Remember the school nurse parked in that office down the linoleum hallway? How times have changed. Laurie Feldkamp, RN, a 30-year nursing veteran in the Dearborn, Michigan, public schools, barely sits down from 7 a.m. to 4 p.m., as she races among her eight schools and 4,000 students. Yes, 4,000 students.

Feldkamp is hardly the exception. Her caseload is slightly better than Michigan's state average (one nurse to 4,204 students) and far better than the average in Utah, where there is currently one nurse for every 4,893 pupils. With a national student body that's in dire need of support (13 percent are overweight or obese, 13 percent take long-term prescription medication, 12 percent have asthma, and the list goes on), "We've never needed school nurses more," says Amy Garcia, RN, MSN, executive director of the National Association of School Nurses.
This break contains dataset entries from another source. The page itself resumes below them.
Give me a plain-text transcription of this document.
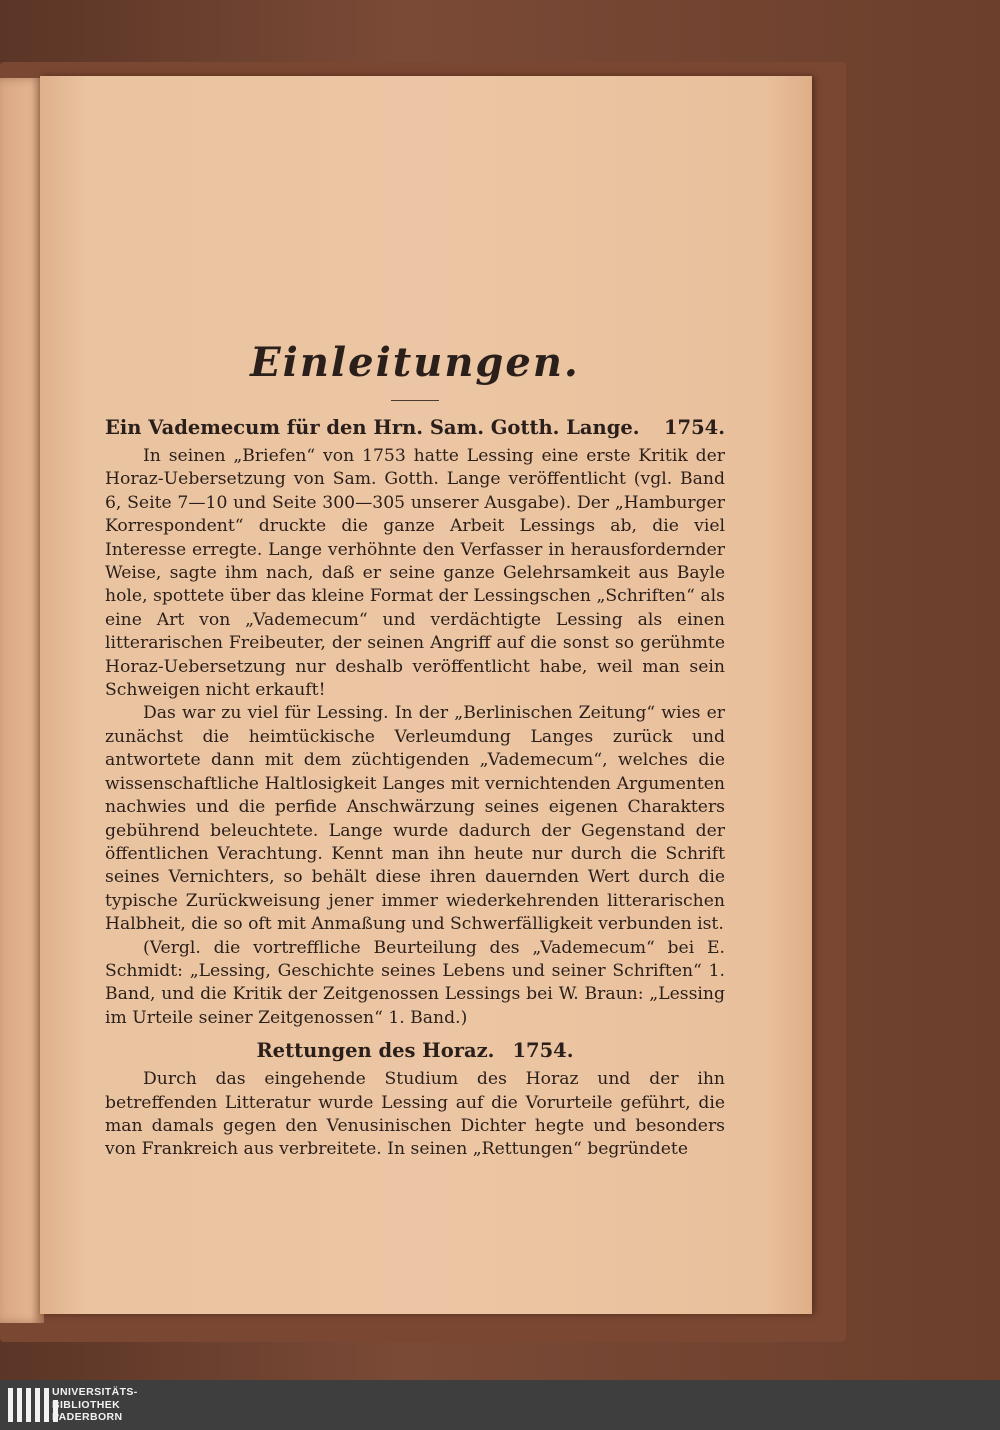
Einleitungen.
Ein Vademecum für den Hrn. Sam. Gotth. Lange. 1754.

In seinen „Briefen“ von 1753 hatte Lessing eine erste Kritik der Horaz-Uebersetzung von Sam. Gotth. Lange veröffentlicht (vgl. Band 6, Seite 7—10 und Seite 300—305 unserer Ausgabe). Der „Hamburger Korrespondent“ druckte die ganze Arbeit Lessings ab, die viel Interesse erregte. Lange verhöhnte den Verfasser in herausfordernder Weise, sagte ihm nach, daß er seine ganze Gelehrsamkeit aus Bayle hole, spottete über das kleine Format der Lessingschen „Schriften“ als eine Art von „Vademecum“ und verdächtigte Lessing als einen litterarischen Freibeuter, der seinen Angriff auf die sonst so gerühmte Horaz-Uebersetzung nur deshalb veröffentlicht habe, weil man sein Schweigen nicht erkauft!

Das war zu viel für Lessing. In der „Berlinischen Zeitung“ wies er zunächst die heimtückische Verleumdung Langes zurück und antwortete dann mit dem züchtigenden „Vademecum“, welches die wissenschaftliche Haltlosigkeit Langes mit vernichtenden Argumenten nachwies und die perfide Anschwärzung seines eigenen Charakters gebührend beleuchtete. Lange wurde dadurch der Gegenstand der öffentlichen Verachtung. Kennt man ihn heute nur durch die Schrift seines Vernichters, so behält diese ihren dauernden Wert durch die typische Zurückweisung jener immer wiederkehrenden litterarischen Halbheit, die so oft mit Anmaßung und Schwerfälligkeit verbunden ist.

(Vergl. die vortreffliche Beurteilung des „Vademecum“ bei E. Schmidt: „Lessing, Geschichte seines Lebens und seiner Schriften“ 1. Band, und die Kritik der Zeitgenossen Lessings bei W. Braun: „Lessing im Urteile seiner Zeitgenossen“ 1. Band.)

Rettungen des Horaz. 1754.

Durch das eingehende Studium des Horaz und der ihn betreffenden Litteratur wurde Lessing auf die Vorurteile geführt, die man damals gegen den Venusinischen Dichter hegte und besonders von Frankreich aus verbreitete. In seinen „Rettungen“ begründete

UNIVERSITÄTS-
BIBLIOTHEK
PADERBORN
The problem? No nationally mandated ratio. This creates a gross disparity among states. (Vermont leads the nation with one nurse for every 275 students.) Carolyn McCarthy, herself a nurse and a sixth-term representative from Long Island, New York, is trying to fix the problem: She has introduced a bill that will fund states' efforts to reduce their ratios. Meanwhile, Laurie Feldkamp keeps on trying to care for 4,000 kids a day.